Book to shed new light on boys’ behaviour

Forget ‘snakes and snails and puppy dog tails’ – it’s time to delve deeper into what boys are really made of to better understand and respond to their behaviour, according to a USC expert in children’s brain development.

Dr Michael Nagel, USC Associate Professor in Child Development and Learning, uses recent advances in neuroscience as the framework in his latest book, Educating and Raising Boys, to examine how the hardwiring in boys’ brains influences the way they learn.

“With this book, I am challenging society’s apparent war on boyishness, and encouraging educators and parents to expand their understanding of the male brain to better support the boys in their lives,” Dr Nagel said.

“I provide further insights into why the ‘problematic’ behaviour of boys is often in the eye of the beholder while simultaneously providing a new lens for understanding what happens when X and Y chromosomes combine.

“This exploration is set under the pretext that penalising boys for just being boys fails to recognise how such innate tendencies may be the by-product of the brain and mind.”

Dr Nagel has written several books and articles related to neurological development in children and adolescents and has delivered more than 300 workshops and seminars for parents and teachers nationally and internationally.

Available from July, Educating and Raising Boys is an extension of his 2006 book Boys-Stir-Us: Working WITH the Hidden Nature of Boys. A companion book on girls will come out later this year as a follow-up to It’s a Girl Thing, first released in 2008.

Dr Nagel said recent advances in medical research and neuroscience had opened up a new world of understanding that explained different intricacies between boys and girls by looking at the unique structural and chemical differences within the brain of each sex.

“Revealing data suggests that the brains of boys maintain certain characteristics that may impact on their emotions, approaches to learning, personality and temperament, sense of identity and overall sense of wellbeing,” he said.

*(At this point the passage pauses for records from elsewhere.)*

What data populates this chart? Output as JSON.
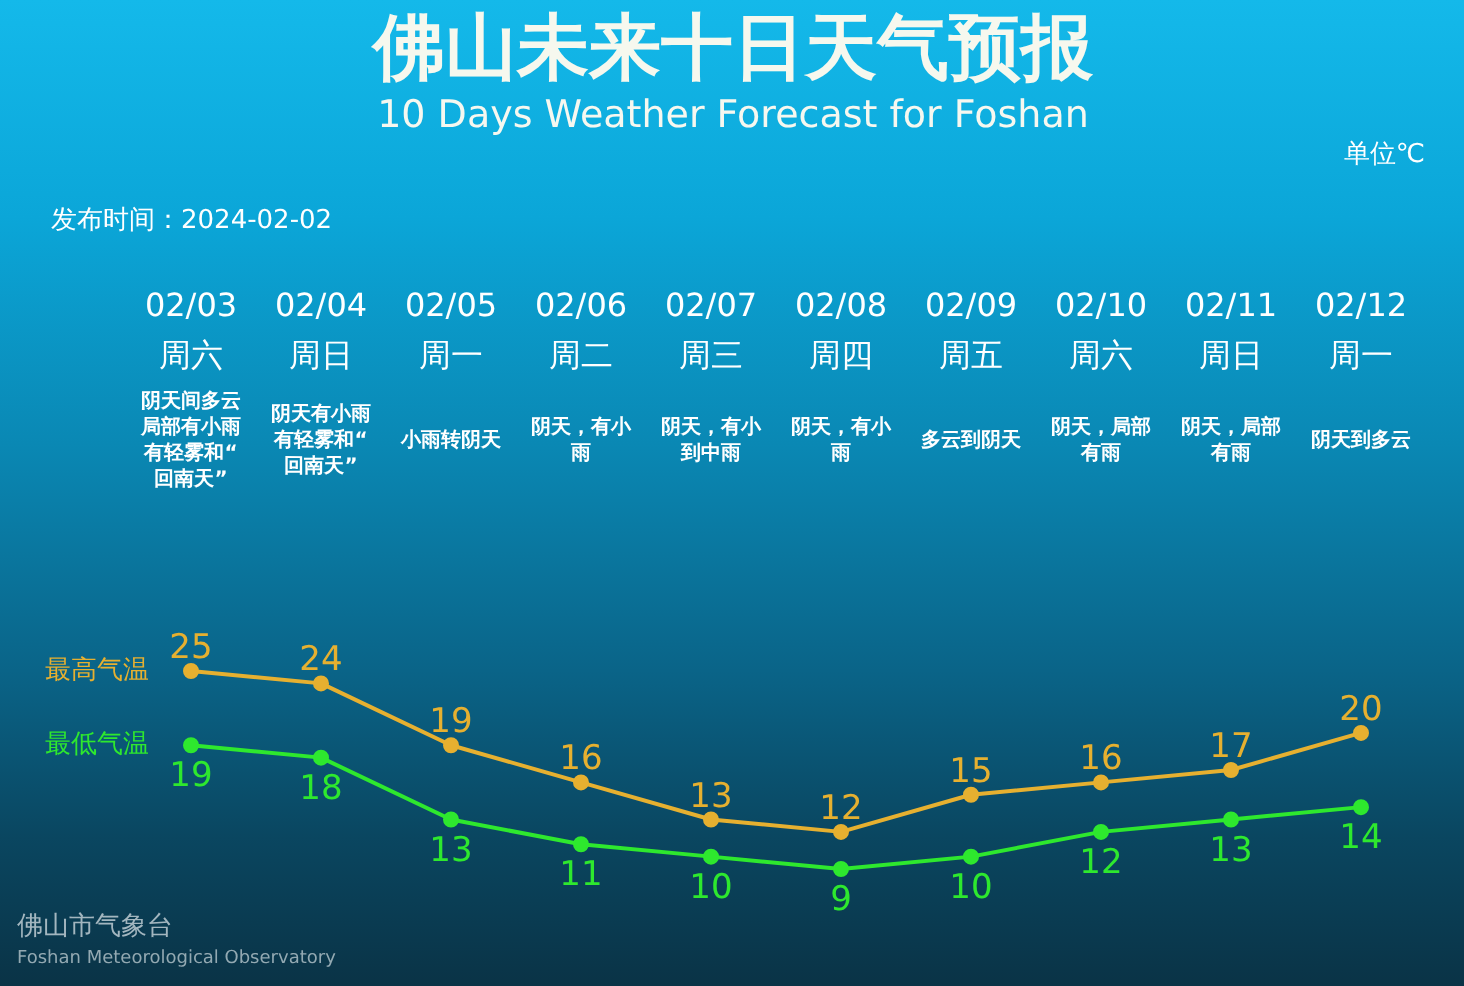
{
  "chart_data": {
    "type": "line",
    "title": "佛山未来十日天气预报",
    "subtitle": "10 Days Weather Forecast for Foshan",
    "categories": [
      "02/03\n周六",
      "02/04\n周日",
      "02/05\n周一",
      "02/06\n周二",
      "02/07\n周三",
      "02/08\n周四",
      "02/09\n周五",
      "02/10\n周六",
      "02/11\n周日",
      "02/12\n周一"
    ],
    "series": [
      {
        "name": "最高气温",
        "color": "#e6b030",
        "values": [
          25,
          24,
          19,
          16,
          13,
          12,
          15,
          16,
          17,
          20
        ]
      },
      {
        "name": "最低气温",
        "color": "#2ee82e",
        "values": [
          19,
          18,
          13,
          11,
          10,
          9,
          10,
          12,
          13,
          14
        ]
      }
    ],
    "data_labels": true,
    "marker": "circle",
    "line_style": "solid",
    "tick_labels": "x",
    "annotations": [
      "单位℃",
      "发布时间：2024-02-02",
      "阴天间多云局部有小雨有轻雾和“回南天”",
      "阴天有小雨有轻雾和“回南天”",
      "小雨转阴天",
      "阴天，有小雨",
      "阴天，有小到中雨",
      "阴天，有小雨",
      "多云到阴天",
      "阴天，局部有雨",
      "阴天，局部有雨",
      "阴天到多云",
      "佛山市气象台",
      "Foshan Meteorological Observatory"
    ]
  }
}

“For example, on face value the research suggests that the fidgety and impulsive tendencies of boys may be linked to the levels and processing of serotonin and other neurotransmitters.

“Regrettably, many boys are often chastised for an inability to sit still or calm down when they are only engaging in an innately boyish way due to the chemical milieu of their brains.”

Dr Nagel said the brains of boys and girls also processed positive and negative emotions differently.

“In boys, the part of the brain where emotions happen is not well connected to the part where verbal processing and speech happens – unlike in girls,” he said.

“All too often a boy’s behaviour is misread as arrogant, stubborn or introverted, when in fact his ability to describe his feelings or actions is not immediately accessible.

“Not being armed with this sort of information leaves educators and parents without the requisite insight to counteract a boy’s emotional difficulties and opens the potential for mislabelling his lack of engagement in learning or his reaction as a behavioural issue.”